Schools get numerous "offers of help," many of which either don't come to fruition or turn out to be very short-lived. This might make them a bit skeptical of you at first. Don't be discouraged. Once you've made good on your commitments and demonstrated that you're in it with them for the long haul, the educators will warm up.
Students come in all sizes, shapes, and levels of emotional and intellectual development. A few of the generalities that you need to know, even if you're working primarily with teachers, are outlined here.
Children younger than 10 to 12 years of age base their social values and find their primary security in their family. As they approach puberty, they not only change physically, but also socially and emotionally. Their peer group becomes increasingly significant in their lives at the expense of family, and they begin to question values and try on new behaviors (some of which seem pretty strange and others of which are genuinely dangerous). This is a natural stage in their learning to interact with and function in society and establish their own value systems. It is a time of great emotional upheaval for many children and parents alike. For some, it settles down by age l5; for others, it goes on into their 20s. Young people and their parents have to live through it, and educators and youth workers have to accommodate it. Do not overreact!
A decline in interest in science and the development of negative attitudes toward it typically occur between the third and eighth grades. These are the critical years for inspiring interest, building basic skills, and avoiding premature burning of bridges. High school is the time to begin focusing more on specific content and future career options.
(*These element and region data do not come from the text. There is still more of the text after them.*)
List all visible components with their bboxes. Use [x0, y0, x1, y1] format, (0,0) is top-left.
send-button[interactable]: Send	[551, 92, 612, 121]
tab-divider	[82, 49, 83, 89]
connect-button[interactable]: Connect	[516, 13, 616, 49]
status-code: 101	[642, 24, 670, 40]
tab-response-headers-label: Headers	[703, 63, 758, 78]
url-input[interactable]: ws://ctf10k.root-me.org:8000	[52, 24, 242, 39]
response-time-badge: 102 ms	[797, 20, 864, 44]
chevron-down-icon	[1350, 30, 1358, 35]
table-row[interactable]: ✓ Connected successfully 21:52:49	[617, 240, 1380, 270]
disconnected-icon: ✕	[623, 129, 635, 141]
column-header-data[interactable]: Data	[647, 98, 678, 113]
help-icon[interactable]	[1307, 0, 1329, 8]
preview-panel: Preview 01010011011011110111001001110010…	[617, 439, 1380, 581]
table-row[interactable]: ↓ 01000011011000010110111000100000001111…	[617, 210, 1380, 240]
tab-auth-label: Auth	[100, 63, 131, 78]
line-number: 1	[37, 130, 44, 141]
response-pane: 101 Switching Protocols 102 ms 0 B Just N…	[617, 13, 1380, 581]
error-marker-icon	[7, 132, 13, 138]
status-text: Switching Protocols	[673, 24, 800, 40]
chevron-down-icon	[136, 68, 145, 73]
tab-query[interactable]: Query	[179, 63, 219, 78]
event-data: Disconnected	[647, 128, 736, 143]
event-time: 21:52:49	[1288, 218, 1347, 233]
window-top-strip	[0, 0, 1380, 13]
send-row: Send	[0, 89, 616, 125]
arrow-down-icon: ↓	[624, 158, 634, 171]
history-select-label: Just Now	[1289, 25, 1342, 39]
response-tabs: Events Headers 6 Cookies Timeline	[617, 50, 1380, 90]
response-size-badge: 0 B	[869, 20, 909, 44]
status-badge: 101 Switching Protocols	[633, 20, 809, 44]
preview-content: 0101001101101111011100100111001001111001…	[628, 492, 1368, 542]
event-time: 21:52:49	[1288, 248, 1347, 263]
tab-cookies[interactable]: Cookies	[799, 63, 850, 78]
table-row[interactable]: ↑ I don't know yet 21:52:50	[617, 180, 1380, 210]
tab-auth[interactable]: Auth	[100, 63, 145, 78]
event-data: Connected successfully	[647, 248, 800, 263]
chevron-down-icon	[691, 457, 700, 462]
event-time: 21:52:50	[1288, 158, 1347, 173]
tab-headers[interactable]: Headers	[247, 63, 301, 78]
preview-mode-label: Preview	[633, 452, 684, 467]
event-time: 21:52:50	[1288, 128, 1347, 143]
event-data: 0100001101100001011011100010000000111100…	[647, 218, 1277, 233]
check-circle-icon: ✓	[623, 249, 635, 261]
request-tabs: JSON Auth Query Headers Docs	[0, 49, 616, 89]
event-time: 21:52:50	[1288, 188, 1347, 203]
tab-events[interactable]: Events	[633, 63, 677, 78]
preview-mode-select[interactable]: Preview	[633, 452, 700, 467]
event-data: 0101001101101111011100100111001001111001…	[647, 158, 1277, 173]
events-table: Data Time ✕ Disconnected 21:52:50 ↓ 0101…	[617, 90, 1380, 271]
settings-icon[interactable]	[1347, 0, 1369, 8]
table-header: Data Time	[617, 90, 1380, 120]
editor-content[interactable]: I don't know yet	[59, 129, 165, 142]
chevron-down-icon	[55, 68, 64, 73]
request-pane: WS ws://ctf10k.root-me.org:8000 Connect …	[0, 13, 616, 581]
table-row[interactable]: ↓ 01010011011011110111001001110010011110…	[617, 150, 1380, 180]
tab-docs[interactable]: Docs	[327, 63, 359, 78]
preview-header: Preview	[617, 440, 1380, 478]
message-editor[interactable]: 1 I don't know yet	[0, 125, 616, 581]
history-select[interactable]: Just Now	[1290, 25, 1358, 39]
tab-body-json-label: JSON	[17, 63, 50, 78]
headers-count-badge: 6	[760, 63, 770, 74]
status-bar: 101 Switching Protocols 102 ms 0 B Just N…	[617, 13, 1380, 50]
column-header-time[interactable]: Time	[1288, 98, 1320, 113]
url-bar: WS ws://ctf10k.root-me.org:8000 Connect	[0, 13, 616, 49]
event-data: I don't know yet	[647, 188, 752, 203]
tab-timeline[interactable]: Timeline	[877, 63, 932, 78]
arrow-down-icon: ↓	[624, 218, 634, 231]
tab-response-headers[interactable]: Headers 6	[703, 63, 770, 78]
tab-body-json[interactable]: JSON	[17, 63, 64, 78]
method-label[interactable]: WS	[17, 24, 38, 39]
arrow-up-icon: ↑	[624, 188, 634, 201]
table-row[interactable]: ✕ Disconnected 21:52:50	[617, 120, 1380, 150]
Applications and hands-on activities are the keys to generating interest and promoting learning! The traditional approach of teaching theory first and applications later is fundamentally non-motivational. Applications that are interesting and relevant to the students, as opposed to things that you and your professional peers find interesting, provide the hook to stimulate interest in principles. If you or the teacher wants to arouse students' interest, start with an exciting activity or demonstration.
In addition, programs that involve students doing hands-on activities are far superior to those in which adults merely show them things or, worse yet, just talk to them. And hands-on activities in which students discover things for themselves are the highest-quality learning experiences. Students forget most of the things their teachers tell them. But when adults lead young people in experiences where they wrestle with an interesting personal observation and then figure it out "by themselves" — those things are remembered forever. Seek to be more of a guide to discovery than a conveyor of information and a provider of answers.Science process is at least as important as science content. Students need to be immersed in examining information, developing hypotheses, proposing critical experiments, making observations, collecting data, testing ideas, and developing logical conclusions. These elements should be woven into every content area. If students fail to develop these scientific "habits of the mind" they will become adults whose decisions and positions will be easily swayed by slick advertising or emotional appeals.
An increasing number of children are carrying a lot of heavy personal baggage with them. Things like family disputes and break-ups; substance abuse (by either themselves or their family members); families with little commitment to the importance of education; inadequate or improper food, clothing, or parental support; self-doubts; and the need to impress peers (particularly in the middle school years) weigh heavily on far more youngsters than you might like to believe. Sensitivity to such problems is a valuable asset.